アイより愛し~青の王国と異世界マーメイド~


 こんな、自分でも制御しきれない、不安定な力で。アトラスに勝てるとでも思っているのか。
 でも、そんなことはもうどうでもよくて。

 この、怒りを憎しみを哀しみを。
 自分の内側に留めておくことなどできなかった。

「……やめて、マオ…」

 そっと。
 あたしの頬に触れた、温かな手の平。
 何も映していなかったあたしの視界に、再びジャスパーが映る。
 やっぱり、血だらけ。
 それでもまだ、生きていた。

「…ジャスパー…!」

 あたしの涙をそっとその指先で拭って。
 にこりと笑う。血の海に沈みながら。

「…マオに、そんな顔は、似合いませんよ。ぼくなら、大丈夫。大丈夫ですよ、マオ…」
「…っ、…!」

 ――なに、が。
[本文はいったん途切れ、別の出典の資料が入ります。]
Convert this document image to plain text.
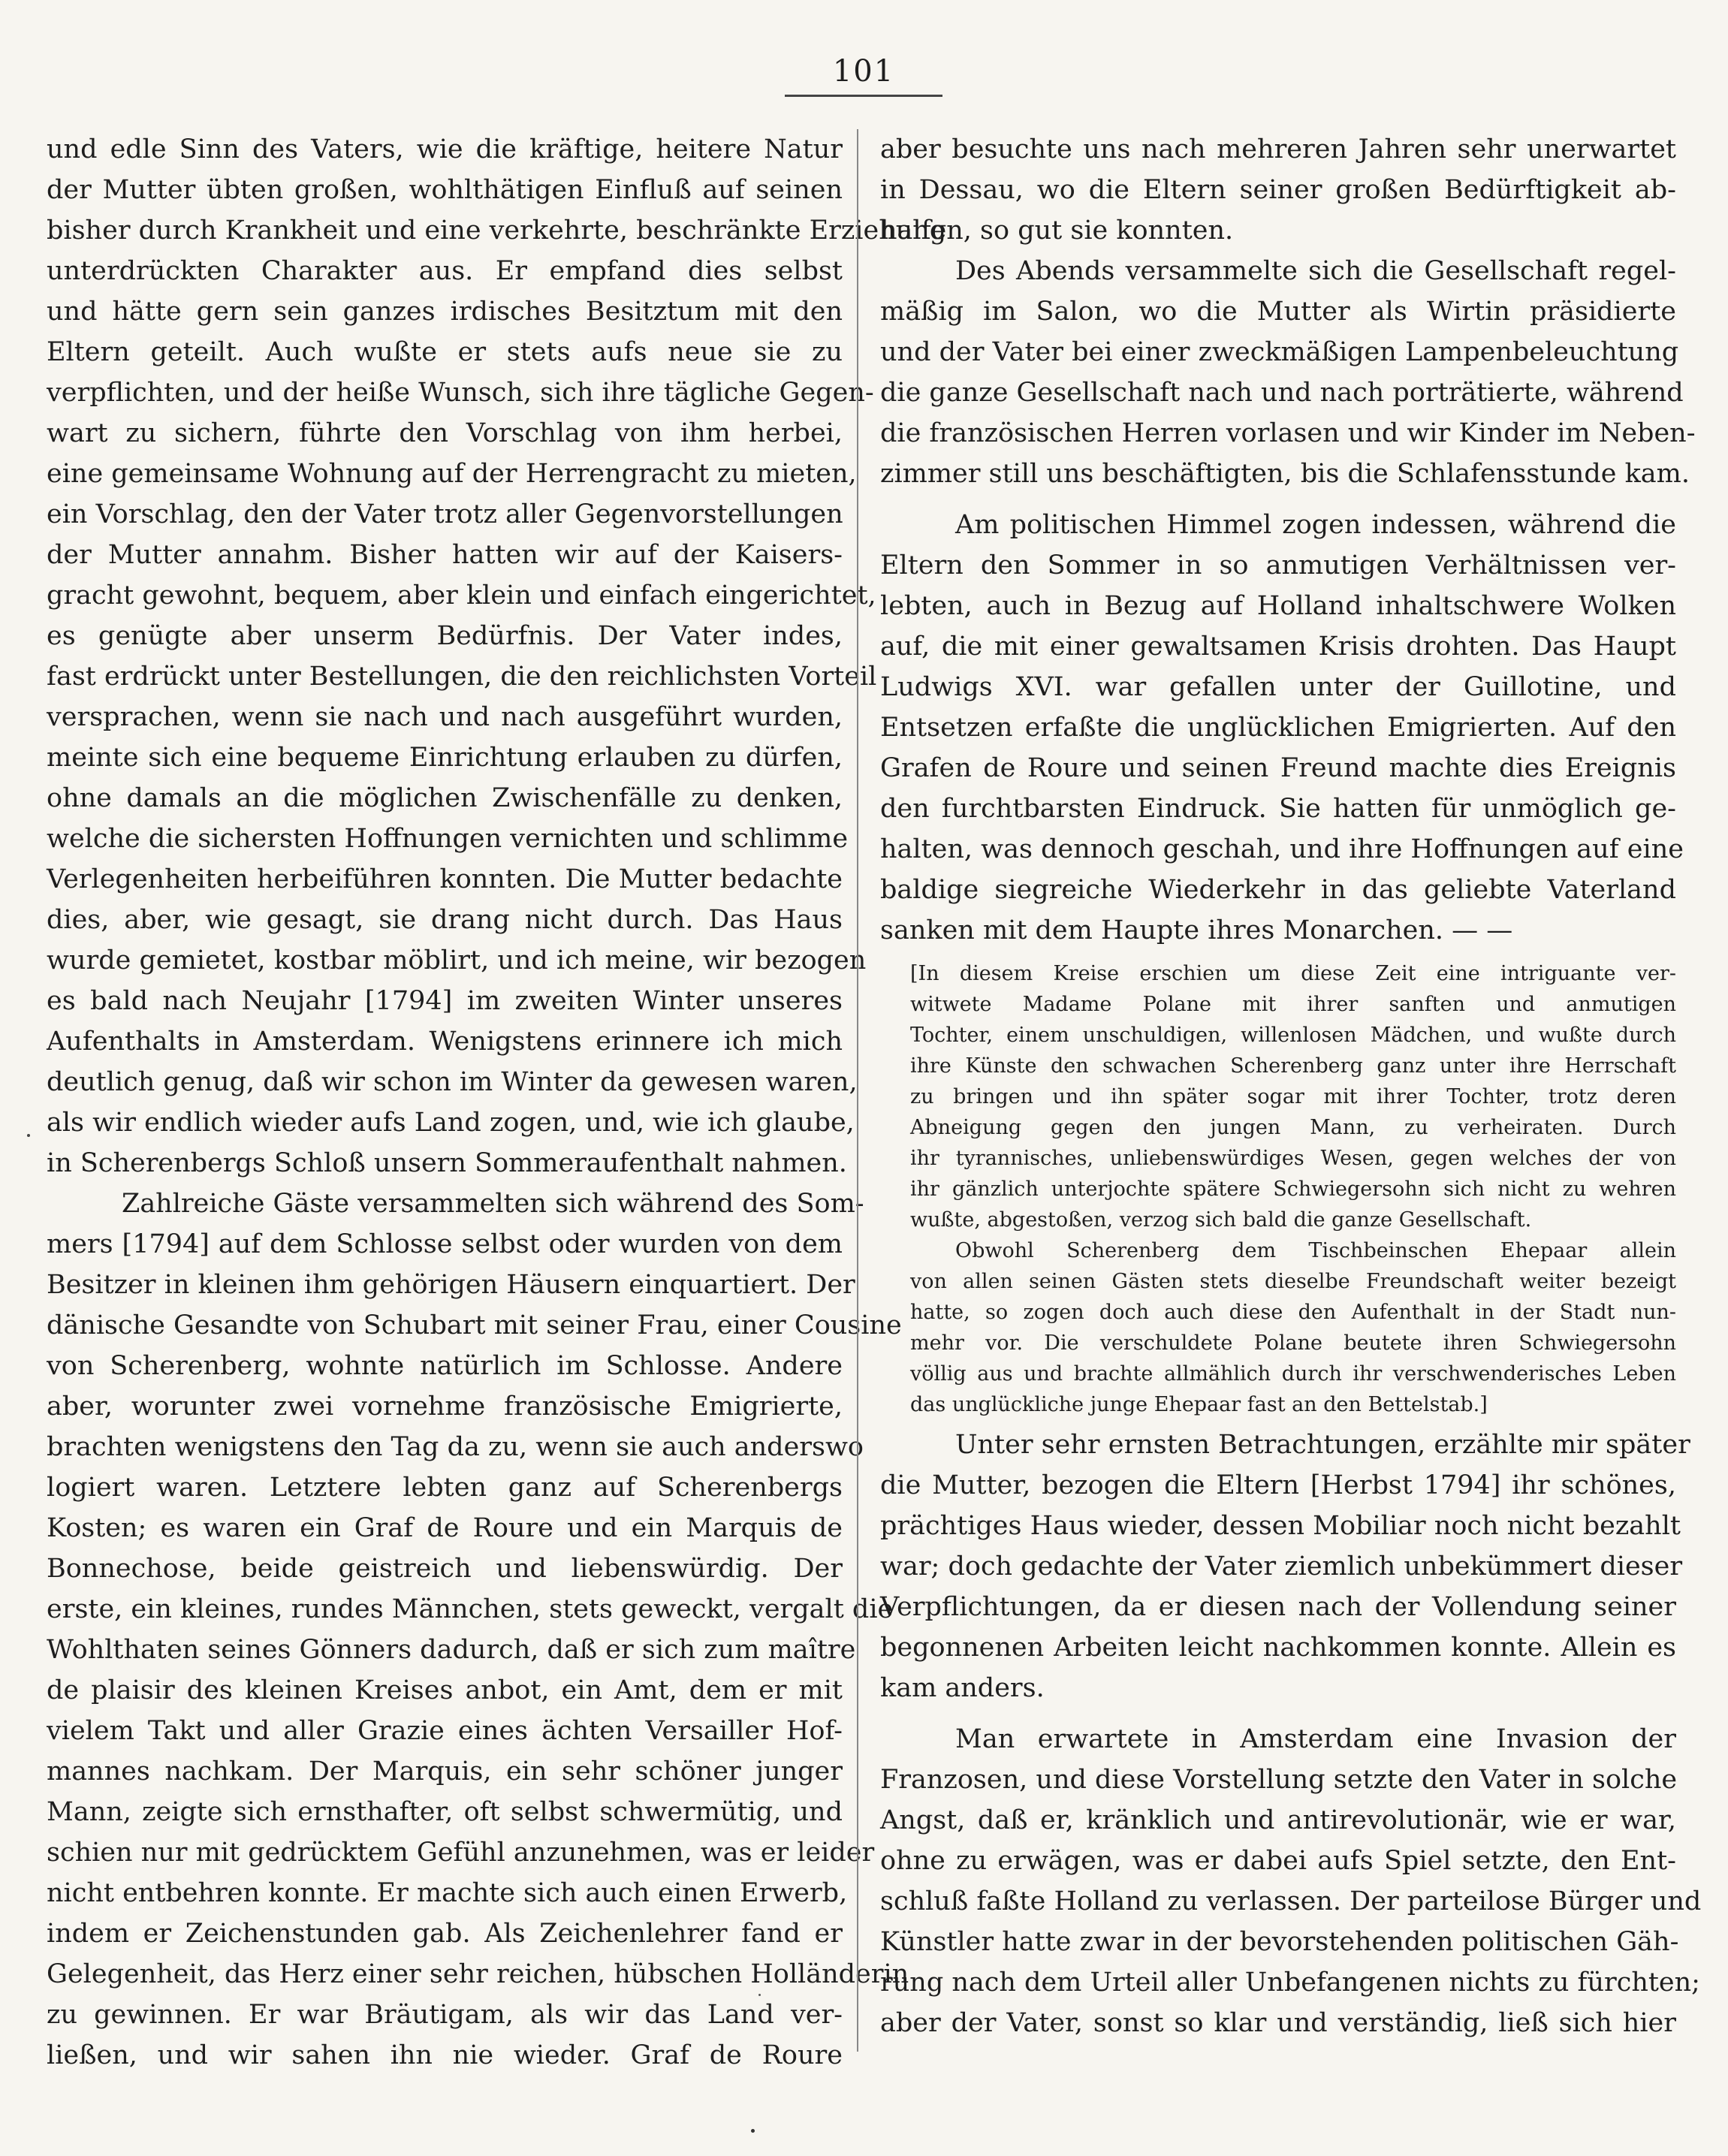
101
und edle Sinn des Vaters, wie die kräftige, heitere Natur
der Mutter übten großen, wohlthätigen Einfluß auf seinen
bisher durch Krankheit und eine verkehrte, beschränkte Erziehung
unterdrückten Charakter aus. Er empfand dies selbst
und hätte gern sein ganzes irdisches Besitztum mit den
Eltern geteilt. Auch wußte er stets aufs neue sie zu
verpflichten, und der heiße Wunsch, sich ihre tägliche Gegen-
wart zu sichern, führte den Vorschlag von ihm herbei,
eine gemeinsame Wohnung auf der Herrengracht zu mieten,
ein Vorschlag, den der Vater trotz aller Gegenvorstellungen
der Mutter annahm. Bisher hatten wir auf der Kaisers-
gracht gewohnt, bequem, aber klein und einfach eingerichtet,
es genügte aber unserm Bedürfnis. Der Vater indes,
fast erdrückt unter Bestellungen, die den reichlichsten Vorteil
versprachen, wenn sie nach und nach ausgeführt wurden,
meinte sich eine bequeme Einrichtung erlauben zu dürfen,
ohne damals an die möglichen Zwischenfälle zu denken,
welche die sichersten Hoffnungen vernichten und schlimme
Verlegenheiten herbeiführen konnten. Die Mutter bedachte
dies, aber, wie gesagt, sie drang nicht durch. Das Haus
wurde gemietet, kostbar möblirt, und ich meine, wir bezogen
es bald nach Neujahr [1794] im zweiten Winter unseres
Aufenthalts in Amsterdam. Wenigstens erinnere ich mich
deutlich genug, daß wir schon im Winter da gewesen waren,
als wir endlich wieder aufs Land zogen, und, wie ich glaube,
in Scherenbergs Schloß unsern Sommeraufenthalt nahmen.
Zahlreiche Gäste versammelten sich während des Som-
mers [1794] auf dem Schlosse selbst oder wurden von dem
Besitzer in kleinen ihm gehörigen Häusern einquartiert. Der
dänische Gesandte von Schubart mit seiner Frau, einer Cousine
von Scherenberg, wohnte natürlich im Schlosse. Andere
aber, worunter zwei vornehme französische Emigrierte,
brachten wenigstens den Tag da zu, wenn sie auch anderswo
logiert waren. Letztere lebten ganz auf Scherenbergs
Kosten; es waren ein Graf de Roure und ein Marquis de
Bonnechose, beide geistreich und liebenswürdig. Der
erste, ein kleines, rundes Männchen, stets geweckt, vergalt die
Wohlthaten seines Gönners dadurch, daß er sich zum maître
de plaisir des kleinen Kreises anbot, ein Amt, dem er mit
vielem Takt und aller Grazie eines ächten Versailler Hof-
mannes nachkam. Der Marquis, ein sehr schöner junger
Mann, zeigte sich ernsthafter, oft selbst schwermütig, und
schien nur mit gedrücktem Gefühl anzunehmen, was er leider
nicht entbehren konnte. Er machte sich auch einen Erwerb,
indem er Zeichenstunden gab. Als Zeichenlehrer fand er
Gelegenheit, das Herz einer sehr reichen, hübschen Holländerin
zu gewinnen. Er war Bräutigam, als wir das Land ver-
ließen, und wir sahen ihn nie wieder. Graf de Roure
aber besuchte uns nach mehreren Jahren sehr unerwartet
in Dessau, wo die Eltern seiner großen Bedürftigkeit ab-
halfen, so gut sie konnten.
Des Abends versammelte sich die Gesellschaft regel-
mäßig im Salon, wo die Mutter als Wirtin präsidierte
und der Vater bei einer zweckmäßigen Lampenbeleuchtung
die ganze Gesellschaft nach und nach porträtierte, während
die französischen Herren vorlasen und wir Kinder im Neben-
zimmer still uns beschäftigten, bis die Schlafensstunde kam.
Am politischen Himmel zogen indessen, während die
Eltern den Sommer in so anmutigen Verhältnissen ver-
lebten, auch in Bezug auf Holland inhaltschwere Wolken
auf, die mit einer gewaltsamen Krisis drohten. Das Haupt
Ludwigs XVI. war gefallen unter der Guillotine, und
Entsetzen erfaßte die unglücklichen Emigrierten. Auf den
Grafen de Roure und seinen Freund machte dies Ereignis
den furchtbarsten Eindruck. Sie hatten für unmöglich ge-
halten, was dennoch geschah, und ihre Hoffnungen auf eine
baldige siegreiche Wiederkehr in das geliebte Vaterland
sanken mit dem Haupte ihres Monarchen. — —
[In diesem Kreise erschien um diese Zeit eine intriguante ver-
witwete Madame Polane mit ihrer sanften und anmutigen
Tochter, einem unschuldigen, willenlosen Mädchen, und wußte durch
ihre Künste den schwachen Scherenberg ganz unter ihre Herrschaft
zu bringen und ihn später sogar mit ihrer Tochter, trotz deren
Abneigung gegen den jungen Mann, zu verheiraten. Durch
ihr tyrannisches, unliebenswürdiges Wesen, gegen welches der von
ihr gänzlich unterjochte spätere Schwiegersohn sich nicht zu wehren
wußte, abgestoßen, verzog sich bald die ganze Gesellschaft.
Obwohl Scherenberg dem Tischbeinschen Ehepaar allein
von allen seinen Gästen stets dieselbe Freundschaft weiter bezeigt
hatte, so zogen doch auch diese den Aufenthalt in der Stadt nun-
mehr vor. Die verschuldete Polane beutete ihren Schwiegersohn
völlig aus und brachte allmählich durch ihr verschwenderisches Leben
das unglückliche junge Ehepaar fast an den Bettelstab.]
Unter sehr ernsten Betrachtungen, erzählte mir später
die Mutter, bezogen die Eltern [Herbst 1794] ihr schönes,
prächtiges Haus wieder, dessen Mobiliar noch nicht bezahlt
war; doch gedachte der Vater ziemlich unbekümmert dieser
Verpflichtungen, da er diesen nach der Vollendung seiner
begonnenen Arbeiten leicht nachkommen konnte. Allein es
kam anders.
Man erwartete in Amsterdam eine Invasion der
Franzosen, und diese Vorstellung setzte den Vater in solche
Angst, daß er, kränklich und antirevolutionär, wie er war,
ohne zu erwägen, was er dabei aufs Spiel setzte, den Ent-
schluß faßte Holland zu verlassen. Der parteilose Bürger und
Künstler hatte zwar in der bevorstehenden politischen Gäh-
rung nach dem Urteil aller Unbefangenen nichts zu fürchten;
aber der Vater, sonst so klar und verständig, ließ sich hier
どこが。
 大丈夫?
 大丈夫なんかじゃない。

 そう怒鳴って、怒ってやりたい。
 どうして、あたしなんかを庇ったりしたの。
 どうして。

 あたしはジャスパーを、護れなかったの。

「それに…うっすらとしか、理解できなかったんですけど…マオは半分神さまで、ぼくらの願いを、力にしてくれているんでしょう…?」
「ジャスパー、もう、しゃべらないで…!」

 ジャスパーの傷口から溢れていた血は、そういえばさっきあたしが固めた。
 これ以上血は流れないけれど、失ったものはもとには戻らない。
 二度ともとには、戻らない。

「聞いてください。だったらマオ、その力を、こんなことに使わないで。誰かを傷つけたら、マオもまた、傷つくことになる。ぼくの、願いを…そんなことに使ってもらいたくない。ぼくが願ったのは、マオを守ること。マオを傷つけることなんかじゃ、ないんだから」
「……っ、そ、んなの…!」

 その瞬間
 すべてが崩れ落ちた。

 結晶化していたすべての液体。
 海の水も怒りの刃も流れたいくつもの血も誰かの涙さえも。
 
 零れ落ちる。
 ぜんぶこの海の泡になる。

「ずるい、ジャスパー…! お願い、死なないで…!」

 その願いは。
 叶えられないの。

 こどものように声を上げて泣くあたしに、ジャスパーは優しく、頭を撫でてくれた。

「マオ、約束…ちゃんと、守って、くださいね。ちゃんと、本当の家族に…本当の気持ちを、云うこと。きっと、大丈夫ですから」

 うそつき。
 大丈夫なんかじゃない。
 その時にジャスパーが、居てくれなきゃ。
 約束を守ったことをちゃんと、見届けてくれなきゃ。
 意味がない。
 ジャスパーがいなくちゃ、なんの意味もない。

 だけどもう、言葉にならない。
 そんなあたしにジャスパーは、またそっと頭を撫でて、それからその目を傍らに向ける。
 そこにレイズが腰を落として、彷徨っていたジャスパーの手をとった。

「…レイ、ぼく」
「…いい。しゃべるな。…痛むだろう。もう、いい」
「やだな、ちゃんと、言わせてください。レイ、ぼく…ちゃんと役目、果たせましたか? レイからもらった、初めての…」

 きっと、レイズは。
 こんなことを望んでいたんじゃないと、思っているに違いない。
 バカだと怒ってやりたかったと思う。レイズなら。
 だけど。

「…ああ。よくやった、ジャスパー。お前は勇敢な、海の男だ。…どこに、行ったって。ずっと一緒だ。俺たちはお前の仲間で、家族だ」

 そう言って笑うレイズに、ジャスパーがぽろりと、一粒だけ涙を零した。
 とても綺麗な、透明な雫。
 笑いながら空を、海を仰ぐ。

「…良か、ったぁ…ずっと、恩返しが、したかった。レイの役に、たちたかった…大丈夫、レイ。ぼくはもう…さみしくない」


 ひとりじゃ、ないから。


 その言葉と共に、ジャスパーはゆっくりと瞼を伏せて、そして静かに呼吸を止める。

 朝日がその横顔を照らしていた。
 まるで眠るみたいに美しい、その横顔を。
 まるで奇跡みたいに残酷な、その瞬間を。


「…いや…やだ、おねがい、目を開けて…! ジャスパー……!」


 ジャスパーは何も応えない。
 まだ、こんなに。
 温かいのに。
 この手にまだ温もりが、残っているのに。
 ついさっきまで、呼吸をして、話をして。

 生きていたのに。
 



 もう二度とその横顔が
 あたしに笑いかけてくれることはなかった。